Cette loi est mal conçue, grossièrement injuste et ne permettra pas de garantir un secteur de l'information diversifié et durable, proteste le groupe américain dans un communiqué.
Nous nous opposons fermement à cette loi, a-t-il ajouté. Elle est discriminatoire, économiquement incohérente et ne permettra pas de garantir l'information durable que méritent les journalistes et le public australiens, affirme Meta.
Le gouvernement australien a annoncé fin avril un projet de loi pour inciter Meta, Google et TikTok à conclure des accords avec les médias australiens pour mieux les rémunérer, sans quoi ces géants de la technologie devront payer une compensation.
Meta dénonce encore un impôt discriminatoire et rétroactif ciblant une poignée d'entreprises étrangères, tandis que des concurrents offrant des services comparables ne sont soumis à aucune obligation équivalente.
Les médias traditionnels luttent dans de nombreux pays, dont le Canada, pour leur survie, au moment où les lecteurs se tournent, toujours en plus grand nombre, vers les réseaux sociaux gratuits.
Selon les partisans du projet de loi, qui doit être discuté au Parlement australien d'ici la fin de l'année, ces plateformes attirent les utilisateurs avec des informations et captent ainsi les revenus publicitaires qui devraient plutôt revenir aux médias.
Le gouvernement travailliste australien a expliqué que Meta, Google et TikTok pourront, dans un premier temps, conclure des accords commerciaux avec les médias locaux.

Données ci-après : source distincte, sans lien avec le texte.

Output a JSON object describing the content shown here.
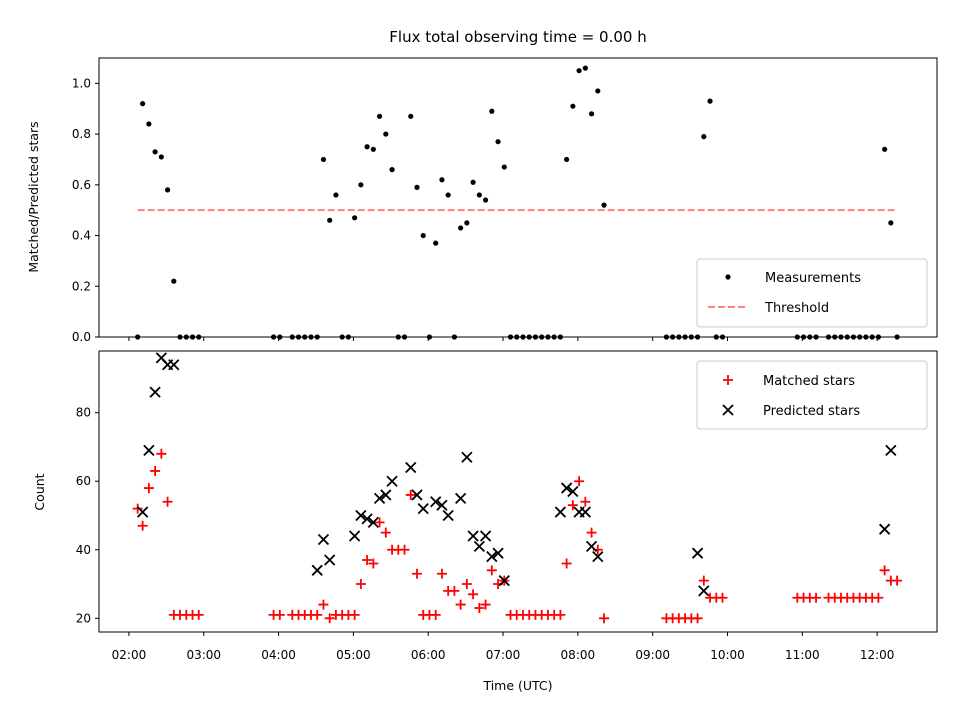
{
  "chart_data": [
    {
      "type": "scatter",
      "title": "Flux total observing time = 0.00 h",
      "ylabel": "Matched/Predicted stars",
      "xlim": [
        "01:36",
        "12:48"
      ],
      "ylim": [
        0,
        1.1
      ],
      "yticks": [
        0.0,
        0.2,
        0.4,
        0.6,
        0.8,
        1.0
      ],
      "ytick_labels": [
        "0.0",
        "0.2",
        "0.4",
        "0.6",
        "0.8",
        "1.0"
      ],
      "legend": {
        "placement": "lower-right",
        "entries": [
          "Measurements",
          "Threshold"
        ]
      },
      "threshold": {
        "name": "Threshold",
        "y": 0.5,
        "x_range": [
          "02:07",
          "12:14"
        ],
        "color": "#ff8080"
      },
      "series": [
        {
          "name": "Measurements",
          "color": "#000000",
          "x": [
            "02:07",
            "02:11",
            "02:16",
            "02:21",
            "02:26",
            "02:31",
            "02:36",
            "02:41",
            "02:46",
            "02:51",
            "02:56",
            "03:56",
            "04:01",
            "04:11",
            "04:16",
            "04:21",
            "04:26",
            "04:31",
            "04:36",
            "04:41",
            "04:46",
            "04:51",
            "04:56",
            "05:01",
            "05:06",
            "05:11",
            "05:16",
            "05:21",
            "05:26",
            "05:31",
            "05:36",
            "05:41",
            "05:46",
            "05:51",
            "05:56",
            "06:01",
            "06:06",
            "06:11",
            "06:16",
            "06:21",
            "06:26",
            "06:31",
            "06:36",
            "06:41",
            "06:46",
            "06:51",
            "06:56",
            "07:01",
            "07:06",
            "07:11",
            "07:16",
            "07:21",
            "07:26",
            "07:31",
            "07:36",
            "07:41",
            "07:46",
            "07:51",
            "07:56",
            "08:01",
            "08:06",
            "08:11",
            "08:16",
            "08:21",
            "09:11",
            "09:16",
            "09:21",
            "09:26",
            "09:31",
            "09:36",
            "09:41",
            "09:46",
            "09:51",
            "09:56",
            "10:56",
            "11:01",
            "11:06",
            "11:11",
            "11:21",
            "11:26",
            "11:31",
            "11:36",
            "11:41",
            "11:46",
            "11:51",
            "11:56",
            "12:01",
            "12:06",
            "12:11",
            "12:16"
          ],
          "y": [
            0,
            0.92,
            0.84,
            0.73,
            0.71,
            0.58,
            0.22,
            0,
            0,
            0,
            0,
            0,
            0,
            0,
            0,
            0,
            0,
            0,
            0.7,
            0.46,
            0.56,
            0,
            0,
            0.47,
            0.6,
            0.75,
            0.74,
            0.87,
            0.8,
            0.66,
            0,
            0,
            0.87,
            0.59,
            0.4,
            0,
            0.37,
            0.62,
            0.56,
            0,
            0.43,
            0.45,
            0.61,
            0.56,
            0.54,
            0.89,
            0.77,
            0.67,
            0,
            0,
            0,
            0,
            0,
            0,
            0,
            0,
            0,
            0.7,
            0.91,
            1.05,
            1.06,
            0.88,
            0.97,
            0.52,
            0,
            0,
            0,
            0,
            0,
            0,
            0.79,
            0.93,
            0,
            0,
            0,
            0,
            0,
            0,
            0,
            0,
            0,
            0,
            0,
            0,
            0,
            0,
            0,
            0.74,
            0.45,
            0
          ]
        }
      ]
    },
    {
      "type": "scatter",
      "xlabel": "Time (UTC)",
      "ylabel": "Count",
      "xlim": [
        "01:36",
        "12:48"
      ],
      "ylim": [
        16,
        98
      ],
      "yticks": [
        20,
        40,
        60,
        80
      ],
      "ytick_labels": [
        "20",
        "40",
        "60",
        "80"
      ],
      "xticks": [
        "02:00",
        "03:00",
        "04:00",
        "05:00",
        "06:00",
        "07:00",
        "08:00",
        "09:00",
        "10:00",
        "11:00",
        "12:00"
      ],
      "legend": {
        "placement": "upper-right",
        "entries": [
          "Matched stars",
          "Predicted stars"
        ]
      },
      "series": [
        {
          "name": "Matched stars",
          "marker": "plus",
          "color": "#ff0000",
          "x": [
            "02:07",
            "02:11",
            "02:16",
            "02:21",
            "02:26",
            "02:31",
            "02:36",
            "02:41",
            "02:46",
            "02:51",
            "02:56",
            "03:56",
            "04:01",
            "04:11",
            "04:16",
            "04:21",
            "04:26",
            "04:31",
            "04:36",
            "04:41",
            "04:46",
            "04:51",
            "04:56",
            "05:01",
            "05:06",
            "05:11",
            "05:16",
            "05:21",
            "05:26",
            "05:31",
            "05:36",
            "05:41",
            "05:46",
            "05:51",
            "05:56",
            "06:01",
            "06:06",
            "06:11",
            "06:16",
            "06:21",
            "06:26",
            "06:31",
            "06:36",
            "06:41",
            "06:46",
            "06:51",
            "06:56",
            "07:01",
            "07:06",
            "07:11",
            "07:16",
            "07:21",
            "07:26",
            "07:31",
            "07:36",
            "07:41",
            "07:46",
            "07:51",
            "07:56",
            "08:01",
            "08:06",
            "08:11",
            "08:16",
            "08:21",
            "09:11",
            "09:16",
            "09:21",
            "09:26",
            "09:31",
            "09:36",
            "09:41",
            "09:46",
            "09:51",
            "09:56",
            "10:56",
            "11:01",
            "11:06",
            "11:11",
            "11:21",
            "11:26",
            "11:31",
            "11:36",
            "11:41",
            "11:46",
            "11:51",
            "11:56",
            "12:01",
            "12:06",
            "12:11",
            "12:16"
          ],
          "y": [
            52,
            47,
            58,
            63,
            68,
            54,
            21,
            21,
            21,
            21,
            21,
            21,
            21,
            21,
            21,
            21,
            21,
            21,
            24,
            20,
            21,
            21,
            21,
            21,
            30,
            37,
            36,
            48,
            45,
            40,
            40,
            40,
            56,
            33,
            21,
            21,
            21,
            33,
            28,
            28,
            24,
            30,
            27,
            23,
            24,
            34,
            30,
            31,
            21,
            21,
            21,
            21,
            21,
            21,
            21,
            21,
            21,
            36,
            53,
            60,
            54,
            45,
            40,
            20,
            20,
            20,
            20,
            20,
            20,
            20,
            31,
            26,
            26,
            26,
            26,
            26,
            26,
            26,
            26,
            26,
            26,
            26,
            26,
            26,
            26,
            26,
            26,
            34,
            31,
            31
          ]
        },
        {
          "name": "Predicted stars",
          "marker": "x",
          "color": "#000000",
          "x": [
            "02:11",
            "02:16",
            "02:21",
            "02:26",
            "02:31",
            "02:36",
            "04:31",
            "04:36",
            "04:41",
            "05:01",
            "05:06",
            "05:11",
            "05:16",
            "05:21",
            "05:26",
            "05:31",
            "05:46",
            "05:51",
            "05:56",
            "06:06",
            "06:11",
            "06:16",
            "06:26",
            "06:31",
            "06:36",
            "06:41",
            "06:46",
            "06:51",
            "06:56",
            "07:01",
            "07:46",
            "07:51",
            "07:56",
            "08:01",
            "08:06",
            "08:11",
            "08:16",
            "09:36",
            "09:41",
            "12:06",
            "12:11"
          ],
          "y": [
            51,
            69,
            86,
            96,
            94,
            94,
            34,
            43,
            37,
            44,
            50,
            49,
            48,
            55,
            56,
            60,
            64,
            56,
            52,
            54,
            53,
            50,
            55,
            67,
            44,
            41,
            44,
            38,
            39,
            31,
            51,
            58,
            57,
            51,
            51,
            41,
            38,
            39,
            28,
            46,
            69
          ]
        }
      ]
    }
  ]
}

S'ils refusent, ils devront payer une somme équivalant à 2,25 % de leur chiffre d'affaires en Australie, a-t-il ajouté, précisant que cet argent serait redistribué au secteur des médias d'information.
Canberra avait déjà tenté d'imposer en 2024 une législation permettant un meilleur partage des revenus entre géants du numérique et médias. Mais Meta avait répliqué en annonçant notamment la suppression de l'onglet actualités pour les Australiens sur sa plateforme.
Meta a aussi mis fin à des accords sur les contenus avec les éditeurs de presse aux États-Unis, en Grande-Bretagne, en France et en Allemagne.
Toujours à l'avant-garde, l'Australie a interdit en décembre aux moins de 16 ans l'accès à plusieurs médias sociaux, lançant une offensive inédite dans le monde destinée à protéger les enfants contre le harcèlement en ligne et les algorithmes prédateurs.